Органист поднял на епископа свои глаза-чаши, полные жгучей горечи, но они по-прежнему смотрели в прошлое и не видели ни настороженного слушателя, ни беззаботного, залитого солнцем мира.
* * *
– А на другой день вечером Изамбар явился к учителю за обещанным уроком. Он был одет в светлую блузу, темно-синие штаны и короткую курточку, и все это сидело на нем как влитое. На голове его красовалась маленькая черная шапочка, на ногах – модные остроносые туфли. Такой костюм выдавал желание странствующего музыканта почувствовать себя одним из нас, учеников знаменитого Волшебника Лютни, причислявших себя к золотой молодежи вольного города Гальмена и в самом деле служивших в одежде образцом для подражания юношам из купеческих домов, перенимавших у нас фасоны платья и, по нашему мнению, опошлявших капризы нашего тонкого вкуса излишней роскошью. Сказать по чести, мы все были большими эстетами и могли поспорить с самыми отпетыми модницами, пускавшими по миру своих богатеньких муженьков из-за неуемной жажды новизны в нарядах.
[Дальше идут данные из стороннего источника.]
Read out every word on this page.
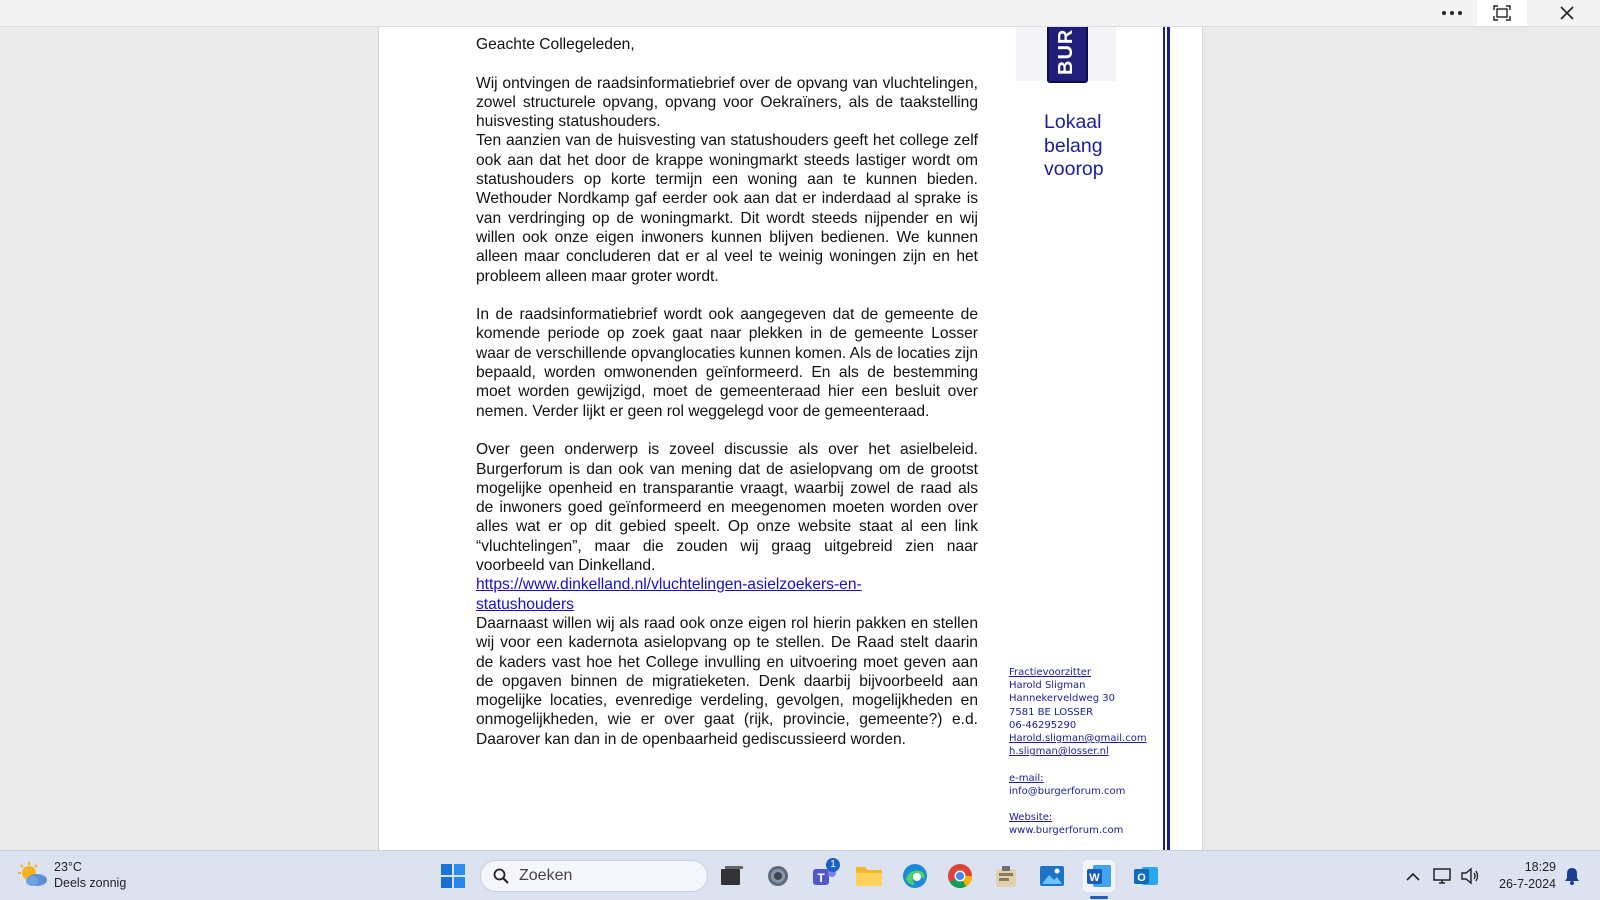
Geachte Collegeleden,

Wij ontvingen de raadsinformatiebrief over de opvang van vluchtelingen, zowel structurele opvang, opvang voor Oekraïners, als de taakstelling huisvesting statushouders.

Ten aanzien van de huisvesting van statushouders geeft het college zelf ook aan dat het door de krappe woningmarkt steeds lastiger wordt om statushouders op korte termijn een woning aan te kunnen bieden. Wethouder Nordkamp gaf eerder ook aan dat er inderdaad al sprake is van verdringing op de woningmarkt. Dit wordt steeds nijpender en wij willen ook onze eigen inwoners kunnen blijven bedienen. We kunnen alleen maar concluderen dat er al veel te weinig woningen zijn en het probleem alleen maar groter wordt.

In de raadsinformatiebrief wordt ook aangegeven dat de gemeente de komende periode op zoek gaat naar plekken in de gemeente Losser waar de verschillende opvanglocaties kunnen komen. Als de locaties zijn bepaald, worden omwonenden geïnformeerd. En als de bestemming moet worden gewijzigd, moet de gemeenteraad hier een besluit over nemen. Verder lijkt er geen rol weggelegd voor de gemeenteraad.

Over geen onderwerp is zoveel discussie als over het asielbeleid. Burgerforum is dan ook van mening dat de asielopvang om de grootst mogelijke openheid en transparantie vraagt, waarbij zowel de raad als de inwoners goed geïnformeerd en meegenomen moeten worden over alles wat er op dit gebied speelt. Op onze website staat al een link “vluchtelingen”, maar die zouden wij graag uitgebreid zien naar voorbeeld van Dinkelland.

https://www.dinkelland.nl/vluchtelingen-asielzoekers-en-
statushouders

Daarnaast willen wij als raad ook onze eigen rol hierin pakken en stellen wij voor een kadernota asielopvang op te stellen. De Raad stelt daarin de kaders vast hoe het College invulling en uitvoering moet geven aan de opgaven binnen de migratieketen. Denk daarbij bijvoorbeeld aan mogelijke locaties, evenredige verdeling, gevolgen, mogelijkheden en onmogelijkheden, wie er over gaat (rijk, provincie, gemeente?) e.d. Daarover kan dan in de openbaarheid gediscussieerd worden.

BUR
Lokaal
belang
voorop
Fractievoorzitter
Harold Sligman
Hannekerveldweg 30
7581 BE LOSSER
06-46295290
Harold.sligman@gmail.com
h.sligman@losser.nl
e-mail:
info@burgerforum.com
Website:
www.burgerforum.com
23°C
Deels zonnig
Zoeken	T
1
W	O
18:29
26-7-2024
Но нашим козырем всегда оставалось богатство воображения и невозмутимое достоинство жрецов искусства, позволявшие нам превратить поношенную, а то и вовсе прохудившуюся вещь в нечто доселе невообразимое при помощи очередного трюка, который уже на другой день оказывался замеченным и многократно исполненным в шелке, бархате, парче и золотом шитье. Если бы наши подражатели догадывались, что очередная оригинальная подвязка или восхитительная драпировка служит двоякой цели, не только радуя глаз, но и скрывая от него дыру или прореху! Наверное, они возмутились бы и, почувствовав себя оскорбленными, отколотили бы нас на славу, что, однако, не прибавило бы им ни вкуса, ни фантазии. Проявляй мы столь же безграничную и независимую фантазию в музыке, то давно бы уже слезли с учительской шеи и умножили бы его славу своей собственной, как достойные последователи этого достойнейшего из музыкантов.